Hat der kleine Bruder, der Sohn oder die Tochter das Android-Gerät gefunden, und das Sperrmuster, den PIN bzw. das Passwort zu oft falsch eingegeben, hilft auch die korrekte Eingabe nicht mehr: Der Besitzer ist ausgesperrt.

Um bei Verlust oder Diebstahl die eigenen Daten nicht gleich in fremden Händen zu wissen, sollten Sie Ihr Smartphone oder Tablet mit einem PIN-Code bzw. über ein Muster sichern. Doch was tun, wenn man das Muster oder den PIN-Code vergessen hat oder wenn jemand aus Unwissenheit oder Dummheit zu oft das falsche Passwort/Muster eingegeben hat?

In über 90 Prozent aller Fälle können Sie sich dann einfach über den Button Muster vergessen und Ihr Google-Konto am Gerät anmelden und ein neues Muster einrichten bzw. das Muster erneut einrichten. Doch was tun, wenn kein Internet-Zugang vorhanden ist oder die Funktion über den Button nicht funktioniert? Wir stellen ein paar Workarounds vor, die je nach Hersteller, Smartphone und Android-Version sehr gut oder überhaupt nicht funktionieren. Testen Sie die hier beschriebenen Maßnahmen auf Ihrem Smartphone aus, um sicherzustellen, wie gut Ihr Smartphone wirklich geschützt ist!

Abbildung 1: Nach den ersten fünf Falschversuchen müssen Sie 30 Sekunden warten.
Abbildung 1: Nach den ersten fünf Falschversuchen müssen Sie 30 Sekunden warten.

Der Werkszustand

In einigen Fällen gibt es nach der mehrmaligen falschen Eingabe eines PIN-Codes oder eines Musters nur noch eine Möglichkeit, an das Gerät heranzukommen: Sie müssen es auf die Werkseinstellungen zurücksetzen. Dazu können Sie nicht wie auf Abbildung 2 zu sehen den passenden Menüpunkt in den Einstellungen aufrufen sondern müssen das Handy/Tablet ausschalten und mit einer bestimmten Tastenkombination einschalten (zum Beispiel [Leiser]-Taste gedrückt halten und dann den Einschaltknopf betätigen, etc).

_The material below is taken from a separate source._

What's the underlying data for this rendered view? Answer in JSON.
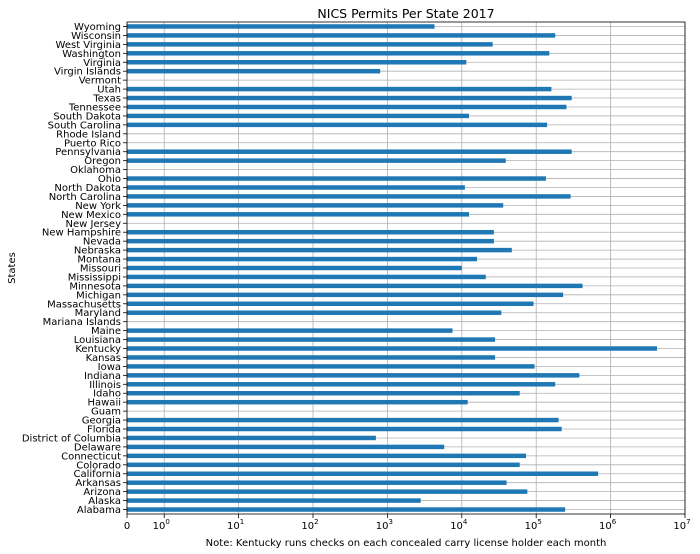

Welche Tastenkombination zum Erfolg führt, ist für die meisten Geräte im Internet dokumentiert, Sie sollten sich aber im Ernstfall besser direkt an den Hersteller wenden.

Wenn Sie Ihr Smartphone über diese Methode auf die ursprünglichen Einstellungen zurücksetzen, gehen dabei auch sämtliche Daten verloren, also alle Spielstände und Apps, die installiert waren. Die über das Google-Konto gesicherten Daten werden zwar beim Einrichten des Google-Accounts automatisch wieder auf das Gerät übertragen, aber es gibt immer ein paar Leichen, die man beim Backup vergessen hat und das nervt. Den Factory Reset sollten Sie also nur im Notfall wählen und im Problemfall immer zuerst versuchen über den Button Muster vergessen das Gerät zu entsperren.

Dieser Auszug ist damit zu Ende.